Funds: One faction of the board opposes the investment as socially irresponsible. The other says it's needed to maximize financial returns.


Postponing official action, the UC Board of Regents on Wednesday informally instructed the university staff to hold off on buying $55 million in tobacco stocks until it can vote on the issue in January.

That was the only consensus reached by the deeply divided board after more than an hour of closed-door debate over how to reallocate the university's $52.9-billion portfolio.

Lt. Gov. Cruz Bustamante said he expects spirited debate to continue at the regents' next meeting in January. "I believe," he said, "it will be a close vote."

One faction argued that investing in tobacco stocks is socially irresponsible, morally troubling and unneeded in a balanced investment portfolio. The other side maintained that eliminating one type of stock departs from the university's strategy of maximizing investment returns with minimal administrative costs.

"It's hypocritical for the University of California to take $22 million in Proposition 99 [tax dollars for tobacco-related health research] and then invest $55 million in tobacco funds," said Bustamante, who is a regent by virtue of his office. "We shouldn't do it."

As it stands now, the university has no tobacco stocks in its massive portfolio because UC's former treasurer, Patricia Small, made a practice of excluding them.

Small resigned under pressure last fall after outside consultants criticized her investment strategy as too heavily concentrated, in fewer than 100 major stocks.

To diversify UC investments, the Board of Regents this summer instructed staff members to buy into a Russell 3000 index fund, which covers 3,000 big stocks, and a Morgan Stanley index fund. Both of the funds include tobacco stocks, such as Philip Morris and R.J. Reynolds.

Although tobacco accounts for only 0.5% of the funds' holdings, it would work out to about $55 million of UC's endowment and pension funds.

That has rankled some of the 136,000 current and retired employees covered by UC's pension system. They cite the trend of other institutions that have decided against supporting tobacco interests with investments.

The California Public Employees' Retirement System last month, for instance, decided to divest itself of about $525 million in stock it holds in tobacco companies in similar passively managed portfolios. The pension for California State University employees is part of the CalPERS retirement system.
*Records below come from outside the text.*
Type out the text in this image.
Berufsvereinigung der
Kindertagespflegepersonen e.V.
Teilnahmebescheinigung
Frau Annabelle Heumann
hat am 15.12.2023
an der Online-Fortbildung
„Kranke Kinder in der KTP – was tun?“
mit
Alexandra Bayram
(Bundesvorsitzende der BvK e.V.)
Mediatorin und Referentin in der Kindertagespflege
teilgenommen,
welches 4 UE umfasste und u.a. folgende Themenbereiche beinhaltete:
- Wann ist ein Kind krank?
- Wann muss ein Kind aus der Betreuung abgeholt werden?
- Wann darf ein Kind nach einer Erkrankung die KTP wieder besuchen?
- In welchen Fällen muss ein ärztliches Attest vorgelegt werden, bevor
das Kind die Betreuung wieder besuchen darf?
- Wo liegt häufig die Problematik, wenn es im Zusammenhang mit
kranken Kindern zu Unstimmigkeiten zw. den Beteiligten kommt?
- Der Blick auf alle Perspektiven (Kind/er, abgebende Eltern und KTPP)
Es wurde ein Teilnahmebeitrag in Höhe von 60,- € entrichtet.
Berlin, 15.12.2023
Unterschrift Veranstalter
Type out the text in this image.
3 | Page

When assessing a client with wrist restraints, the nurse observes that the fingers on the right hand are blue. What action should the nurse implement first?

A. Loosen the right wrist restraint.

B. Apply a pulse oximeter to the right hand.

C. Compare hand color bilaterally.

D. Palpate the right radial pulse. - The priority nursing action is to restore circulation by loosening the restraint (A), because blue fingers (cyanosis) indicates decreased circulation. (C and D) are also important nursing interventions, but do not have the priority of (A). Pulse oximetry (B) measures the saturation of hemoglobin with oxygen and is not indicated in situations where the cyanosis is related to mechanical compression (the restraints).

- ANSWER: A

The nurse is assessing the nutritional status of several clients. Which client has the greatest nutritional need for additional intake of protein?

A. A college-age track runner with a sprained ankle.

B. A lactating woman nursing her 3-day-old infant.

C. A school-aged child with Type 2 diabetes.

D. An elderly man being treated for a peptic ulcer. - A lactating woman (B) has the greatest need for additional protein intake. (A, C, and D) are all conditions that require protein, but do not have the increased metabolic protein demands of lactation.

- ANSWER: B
Other institutions, including Harvard, Stanford and the universities of Michigan, Washington and Wisconsin, have decided to shun tobacco stocks.

"We find it particularly ironic that the university would consider investing in tobacco, given that so many UC faculty have been in the vanguard of tobacco control research," wrote a dozen medical professors from UC San Francisco.

The professors noted that the university administers the state's Tobacco-Related Diseases Research Program and that the university has been sued twice by the tobacco industry in an effort to suppress academic investigation into industry practices.

"This is an industry that stands for deception and lies and kills a half-million people a year, so it's an embarrassment to have our pension funds investing in them," said Stanton A. Glantz, a UC San Francisco professor of medicine and author of "Tobacco War," about the politics of tobacco.